Finance & Revenue Cycle Management (RCM) Specialist
Position Summary
The Finance & Revenue Cycle Management (RCM) Specialist will oversee and manage all financial, collection, and insurance claim activities within a healthcare environment. This role is responsible for ensuring the accurate, timely, and transparent validation of invoices, submissions, payments, collections, quotations, and insurance claims across healthcare providers and insurers.
The position requires close coordination with healthcare operations teams, insurers, service providers, and internal stakeholders to ensure compliance, minimize claim rejections, improve collection timelines, and support financial sustainability.
Key Responsibilities
Financial Oversight
- Review and validate all invoices submitted by service providers for accuracy, completeness, and contractual compliance.
- Review and validate quotations for services and ensure alignment with approved contractual terms.
- Collaborate with Finance and leadership teams on budget adherence, forecasting, and expenditure control.
- Lead the preparation, monitoring, and management of annual budgets in alignment with organizational strategic and operational goals.
- Prepare monthly financial analysis and variance reports, including recommendations for corrective actions.
- Ensure timely submission and processing of work completion certificates, invoices, and related financial documentation.
- Provide regular updates on operational financial status, including CAPEX, OPEX, contractor payments, insurance payments, governance-related expenditures, and accreditation-related costs.
- Ensure timely collection and reconciliation of accrued revenue and accounts payable.
- Monitor CAPEX and OPEX allocation to ensure projects and procurement activities are executed within approved budgets and timelines.
Insurance & Revenue Cycle Management
- Oversee the monthly insurance claim submission process across multiple insurance providers.
- Validate claim accuracy, completeness, and compliance with insurer requirements.
- Monitor claim rejection rates and implement corrective action plans to reduce denials and improve reimbursement timelines.
- Lead reconciliation meetings with insurers and service providers to resolve payment discrepancies.
- Ensure transparency, accountability, and compliance throughout the claim submission and payment process.
- Ensure timely collection and reconciliation of incurred and accrued claims revenue.
Reporting & Analysis
- Prepare and present financial and insurance performance reports to senior management.
- Track and monitor key performance indicators (KPIs) related to finance, revenue cycle management, and collections.
- Identify risks, inefficiencies, and opportunities for revenue optimization and cost control.
- Support decision-making through financial modeling, forecasting, and data-driven analysis.
Leadership & Stakeholder Management
- Serve as the primary point of contact for financial and insurance-related matters with insurers and service providers.
- Work closely with healthcare operations, finance, and leadership teams to align financial and operational objectives.
- Facilitate collaboration among internal and external stakeholders to improve financial performance and revenue cycle efficiency.

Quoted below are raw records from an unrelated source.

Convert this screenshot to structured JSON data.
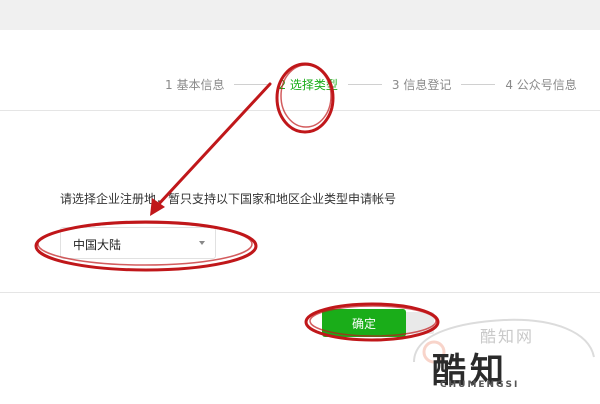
{
  "steps": [
    {
      "label": "1 基本信息",
      "active": false
    },
    {
      "label": "2 选择类型",
      "active": true
    },
    {
      "label": "3 信息登记",
      "active": false
    },
    {
      "label": "4 公众号信息",
      "active": false
    }
  ],
  "form": {
    "instruction": "请选择企业注册地，暂只支持以下国家和地区企业类型申请帐号",
    "region_select_value": "中国大陆",
    "confirm_label": "确定"
  },
  "watermark": {
    "cn_small": "酷知网",
    "cn_big": "酷知",
    "en": "CHUMENGSI"
  },
  "colors": {
    "accent": "#1aad19",
    "annotation": "#c0171a"
  }
}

- Support internal and external audits and ensure compliance with financial policies, procedures, and regulatory requirements.

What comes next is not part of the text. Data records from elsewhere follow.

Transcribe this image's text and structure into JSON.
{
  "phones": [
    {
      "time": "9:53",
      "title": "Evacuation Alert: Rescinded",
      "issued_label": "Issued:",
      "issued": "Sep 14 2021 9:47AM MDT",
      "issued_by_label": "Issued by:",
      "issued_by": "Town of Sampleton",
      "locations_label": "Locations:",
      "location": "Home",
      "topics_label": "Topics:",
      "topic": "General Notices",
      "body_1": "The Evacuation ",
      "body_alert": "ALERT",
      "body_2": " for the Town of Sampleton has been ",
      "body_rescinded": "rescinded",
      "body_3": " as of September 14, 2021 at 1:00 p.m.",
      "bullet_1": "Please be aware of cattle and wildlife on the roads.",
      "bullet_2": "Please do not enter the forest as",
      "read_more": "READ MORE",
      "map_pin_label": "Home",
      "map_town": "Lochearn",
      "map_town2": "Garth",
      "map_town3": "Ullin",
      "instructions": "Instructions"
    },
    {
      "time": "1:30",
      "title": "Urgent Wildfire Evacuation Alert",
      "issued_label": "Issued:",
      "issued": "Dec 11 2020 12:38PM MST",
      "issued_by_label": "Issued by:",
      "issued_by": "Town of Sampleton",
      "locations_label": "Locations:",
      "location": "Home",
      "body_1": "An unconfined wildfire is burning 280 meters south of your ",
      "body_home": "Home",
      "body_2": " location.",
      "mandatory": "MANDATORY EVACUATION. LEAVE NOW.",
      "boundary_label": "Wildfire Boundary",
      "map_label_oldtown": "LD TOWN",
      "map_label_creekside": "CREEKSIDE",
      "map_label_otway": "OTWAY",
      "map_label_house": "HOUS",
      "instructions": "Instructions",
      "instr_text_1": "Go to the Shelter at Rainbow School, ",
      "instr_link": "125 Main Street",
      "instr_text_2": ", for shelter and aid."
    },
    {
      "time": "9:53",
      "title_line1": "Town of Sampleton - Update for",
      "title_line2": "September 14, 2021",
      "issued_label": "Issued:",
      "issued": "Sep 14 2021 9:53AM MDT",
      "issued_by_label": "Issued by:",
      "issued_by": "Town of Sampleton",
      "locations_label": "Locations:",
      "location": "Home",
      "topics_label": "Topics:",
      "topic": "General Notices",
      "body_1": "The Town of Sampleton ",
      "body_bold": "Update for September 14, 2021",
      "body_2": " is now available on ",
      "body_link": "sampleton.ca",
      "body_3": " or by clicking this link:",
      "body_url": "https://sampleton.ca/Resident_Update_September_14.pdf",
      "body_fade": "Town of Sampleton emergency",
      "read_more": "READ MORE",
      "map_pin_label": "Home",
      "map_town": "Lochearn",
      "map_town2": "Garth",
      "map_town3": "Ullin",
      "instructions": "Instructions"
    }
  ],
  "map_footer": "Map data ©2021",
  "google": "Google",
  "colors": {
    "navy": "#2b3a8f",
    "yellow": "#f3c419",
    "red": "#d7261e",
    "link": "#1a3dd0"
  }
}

Additional Responsibilities
- Support administrative activities related to finance and revenue cycle management when required.
- Perform any other duties assigned by management.
Qualifications
Education
- Bachelor's Degree in Finance, Accounting, or a related field (required).
- Master's Degree in Finance, Accounting, Business Administration, or related discipline (preferred).
Professional Certifications
One or more of the following certifications is preferred:
- CPA (Certified Public Accountant)
- CMA (Certified Management Accountant)
- ACCA
- CIMA
Experience
- Minimum 6 years of relevant experience.
- At least 3 years in a lead or supervisory role.
- Proven experience in healthcare finance, insurance operations, or revenue cycle management.
- Strong experience in budgeting, financial planning, forecasting, and financial reporting.
- Hands-on experience with insurance claims processing, validation, reconciliation, and collections.
- Demonstrated experience managing healthcare-related budgets and financial controls.
Required Competencies
- Strong analytical and financial management skills.
- Advanced knowledge of healthcare insurance claims and revenue cycle processes.
- High attention to detail with the ability to identify errors, discrepancies, and financial risks.
- Advanced Microsoft Excel skills, including:
- Pivot Tables
- VLOOKUP/XLOOKUP
- Advanced Formulas
- Financial Modeling
- Data Analysis and Reporting
- Strong negotiation, communication, and stakeholder management skills.
- Ability to work effectively with cross-functional teams, service providers, and insurance companies.
- Strong problem-solving and decision-making capabilities.